After I finished FiveChildren on the Western Front I couldn't help thinking about the
allusion, and I decided to re-read Remarque. As It turned out, it was
one of those books that you believe you have read when you actually
haven't. I know I read Three Comrades as teenager, and
possibly The Black Obelisk because I remember the cover of the
book in Russian. But apparently I had not read All Quiet on the
Western Front, and I am glad I hadn't because I know I wouldn't
have liked it and wouldn't have understood much. It is a slow read,
and when you are young you have no patience for slow reads. It must
be something neuroscientists still have to explain, but teenage
brains just cannot cope with slow and deep reading.
But now I am mature
enough and in the right mood to enjoy this wonderful and terrible
book which I haven't seen mentioned a lot in the centenary
discussions. I also see clearly where Kate Saunders has got her ideas
from. Although of course for the English soldiers it wasn't the Western front. It was the one and only front.

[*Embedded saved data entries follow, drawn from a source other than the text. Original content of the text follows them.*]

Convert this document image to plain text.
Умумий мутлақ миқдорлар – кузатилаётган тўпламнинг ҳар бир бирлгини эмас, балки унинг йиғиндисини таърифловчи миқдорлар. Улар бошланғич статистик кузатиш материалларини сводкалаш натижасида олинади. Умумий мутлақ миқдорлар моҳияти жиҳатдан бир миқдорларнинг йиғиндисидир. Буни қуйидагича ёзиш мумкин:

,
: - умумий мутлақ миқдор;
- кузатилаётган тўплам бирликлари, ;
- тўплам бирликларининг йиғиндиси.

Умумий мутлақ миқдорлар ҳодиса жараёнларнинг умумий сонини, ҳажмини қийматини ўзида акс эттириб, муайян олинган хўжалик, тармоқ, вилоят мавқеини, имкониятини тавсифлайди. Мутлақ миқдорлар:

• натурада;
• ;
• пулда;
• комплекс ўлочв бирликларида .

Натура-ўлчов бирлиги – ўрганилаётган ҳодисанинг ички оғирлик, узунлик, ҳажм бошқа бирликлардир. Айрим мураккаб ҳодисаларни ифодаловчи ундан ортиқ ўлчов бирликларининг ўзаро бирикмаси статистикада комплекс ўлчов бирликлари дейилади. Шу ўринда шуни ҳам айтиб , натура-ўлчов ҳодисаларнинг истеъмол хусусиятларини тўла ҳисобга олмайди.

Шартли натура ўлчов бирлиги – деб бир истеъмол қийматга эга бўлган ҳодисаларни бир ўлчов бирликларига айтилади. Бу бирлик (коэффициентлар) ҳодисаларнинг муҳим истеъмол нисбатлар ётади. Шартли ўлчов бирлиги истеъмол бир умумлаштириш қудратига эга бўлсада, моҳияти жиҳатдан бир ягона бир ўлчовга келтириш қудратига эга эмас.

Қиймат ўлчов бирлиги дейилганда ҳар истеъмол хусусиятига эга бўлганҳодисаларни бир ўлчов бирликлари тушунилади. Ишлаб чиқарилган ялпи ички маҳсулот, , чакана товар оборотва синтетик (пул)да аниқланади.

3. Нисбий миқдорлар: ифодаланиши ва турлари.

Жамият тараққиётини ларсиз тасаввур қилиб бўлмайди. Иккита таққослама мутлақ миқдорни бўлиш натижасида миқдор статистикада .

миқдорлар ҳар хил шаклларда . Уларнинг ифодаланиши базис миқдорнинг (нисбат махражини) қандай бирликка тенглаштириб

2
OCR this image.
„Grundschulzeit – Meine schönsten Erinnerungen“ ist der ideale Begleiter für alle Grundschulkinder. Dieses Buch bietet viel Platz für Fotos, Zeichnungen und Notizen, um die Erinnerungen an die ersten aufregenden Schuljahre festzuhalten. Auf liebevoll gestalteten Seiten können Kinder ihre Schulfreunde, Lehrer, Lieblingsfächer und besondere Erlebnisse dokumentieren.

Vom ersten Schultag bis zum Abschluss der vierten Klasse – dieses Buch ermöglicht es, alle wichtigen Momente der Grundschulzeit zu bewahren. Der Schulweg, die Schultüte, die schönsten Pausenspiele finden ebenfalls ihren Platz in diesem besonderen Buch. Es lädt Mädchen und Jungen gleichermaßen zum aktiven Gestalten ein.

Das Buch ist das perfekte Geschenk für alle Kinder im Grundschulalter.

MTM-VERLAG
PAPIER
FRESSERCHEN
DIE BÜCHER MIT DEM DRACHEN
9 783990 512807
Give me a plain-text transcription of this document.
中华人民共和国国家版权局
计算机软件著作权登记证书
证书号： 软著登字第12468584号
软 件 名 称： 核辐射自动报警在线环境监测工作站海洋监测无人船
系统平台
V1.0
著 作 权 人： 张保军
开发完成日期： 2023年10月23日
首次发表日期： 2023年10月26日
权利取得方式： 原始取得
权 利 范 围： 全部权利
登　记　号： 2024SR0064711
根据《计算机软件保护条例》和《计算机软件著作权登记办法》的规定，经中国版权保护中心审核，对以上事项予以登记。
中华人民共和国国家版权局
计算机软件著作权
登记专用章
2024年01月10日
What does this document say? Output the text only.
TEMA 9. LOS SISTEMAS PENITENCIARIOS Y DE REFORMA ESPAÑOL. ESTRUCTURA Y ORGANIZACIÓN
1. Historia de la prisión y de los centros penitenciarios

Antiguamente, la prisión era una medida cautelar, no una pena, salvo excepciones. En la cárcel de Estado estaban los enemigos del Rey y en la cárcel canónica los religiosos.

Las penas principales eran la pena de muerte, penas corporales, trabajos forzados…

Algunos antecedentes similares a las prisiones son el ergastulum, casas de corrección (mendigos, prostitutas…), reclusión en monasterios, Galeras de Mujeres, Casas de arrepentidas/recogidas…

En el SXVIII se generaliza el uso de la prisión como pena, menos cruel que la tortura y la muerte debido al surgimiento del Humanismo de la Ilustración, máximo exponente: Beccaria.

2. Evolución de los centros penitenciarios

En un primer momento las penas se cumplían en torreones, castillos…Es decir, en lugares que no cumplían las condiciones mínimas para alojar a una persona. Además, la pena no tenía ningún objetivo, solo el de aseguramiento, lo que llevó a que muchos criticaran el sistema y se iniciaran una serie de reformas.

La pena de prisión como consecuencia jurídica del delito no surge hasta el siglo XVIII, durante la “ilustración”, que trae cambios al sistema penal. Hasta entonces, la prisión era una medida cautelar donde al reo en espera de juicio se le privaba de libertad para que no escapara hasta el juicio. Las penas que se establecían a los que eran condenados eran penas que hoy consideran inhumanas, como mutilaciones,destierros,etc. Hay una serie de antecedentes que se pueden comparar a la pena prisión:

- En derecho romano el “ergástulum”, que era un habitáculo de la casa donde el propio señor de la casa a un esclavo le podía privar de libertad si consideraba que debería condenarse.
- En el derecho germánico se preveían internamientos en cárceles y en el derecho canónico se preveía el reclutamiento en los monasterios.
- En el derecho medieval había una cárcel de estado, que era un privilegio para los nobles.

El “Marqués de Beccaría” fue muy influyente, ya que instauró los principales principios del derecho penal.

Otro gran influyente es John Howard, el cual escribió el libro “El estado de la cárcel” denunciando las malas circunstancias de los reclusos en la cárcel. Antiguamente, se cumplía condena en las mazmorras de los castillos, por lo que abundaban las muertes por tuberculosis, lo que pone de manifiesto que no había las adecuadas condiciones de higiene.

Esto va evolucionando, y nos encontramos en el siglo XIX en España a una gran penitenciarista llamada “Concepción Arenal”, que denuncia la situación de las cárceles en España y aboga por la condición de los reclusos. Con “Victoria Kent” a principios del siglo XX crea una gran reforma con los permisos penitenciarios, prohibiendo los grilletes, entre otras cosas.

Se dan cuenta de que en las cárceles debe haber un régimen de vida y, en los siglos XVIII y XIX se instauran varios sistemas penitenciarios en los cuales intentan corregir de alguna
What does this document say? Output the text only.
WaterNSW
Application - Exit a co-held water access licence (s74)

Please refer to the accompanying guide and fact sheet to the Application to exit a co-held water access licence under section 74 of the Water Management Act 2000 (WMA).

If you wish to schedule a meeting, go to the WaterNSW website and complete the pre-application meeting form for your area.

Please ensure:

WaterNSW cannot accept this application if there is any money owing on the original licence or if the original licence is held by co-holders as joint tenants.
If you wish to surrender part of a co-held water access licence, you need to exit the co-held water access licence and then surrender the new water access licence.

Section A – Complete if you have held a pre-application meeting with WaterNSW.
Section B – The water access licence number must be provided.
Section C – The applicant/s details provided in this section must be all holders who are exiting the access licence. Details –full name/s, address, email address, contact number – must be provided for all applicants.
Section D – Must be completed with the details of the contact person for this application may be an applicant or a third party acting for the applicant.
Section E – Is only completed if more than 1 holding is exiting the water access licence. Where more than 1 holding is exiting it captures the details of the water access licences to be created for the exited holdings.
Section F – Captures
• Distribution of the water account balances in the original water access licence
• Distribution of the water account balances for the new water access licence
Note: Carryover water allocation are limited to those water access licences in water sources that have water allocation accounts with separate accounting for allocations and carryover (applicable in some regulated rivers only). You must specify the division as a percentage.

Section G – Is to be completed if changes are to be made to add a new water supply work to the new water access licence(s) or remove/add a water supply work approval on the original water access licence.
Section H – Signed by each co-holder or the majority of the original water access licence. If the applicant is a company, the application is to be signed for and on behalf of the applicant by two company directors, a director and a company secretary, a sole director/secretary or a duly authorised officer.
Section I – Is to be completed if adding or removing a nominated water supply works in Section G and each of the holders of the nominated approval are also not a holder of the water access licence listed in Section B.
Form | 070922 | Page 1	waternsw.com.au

It is hard to believe that All Quiet on the Western Front
was written so long ago. It
feels as if it was written today. First-person, present tense. And a
disturbingly postmodern ending.
I
also thought that today it might have been marketed as a Young Adult
novel – the protagonist is nineteen – but YA didn't exist then.
And the novel is exactly about being forced from childhood into
adulthood. And the author lets the protagonist die rather than grow
up disillusioned.
It
was an extraordinary reading experience and completely serendipitous.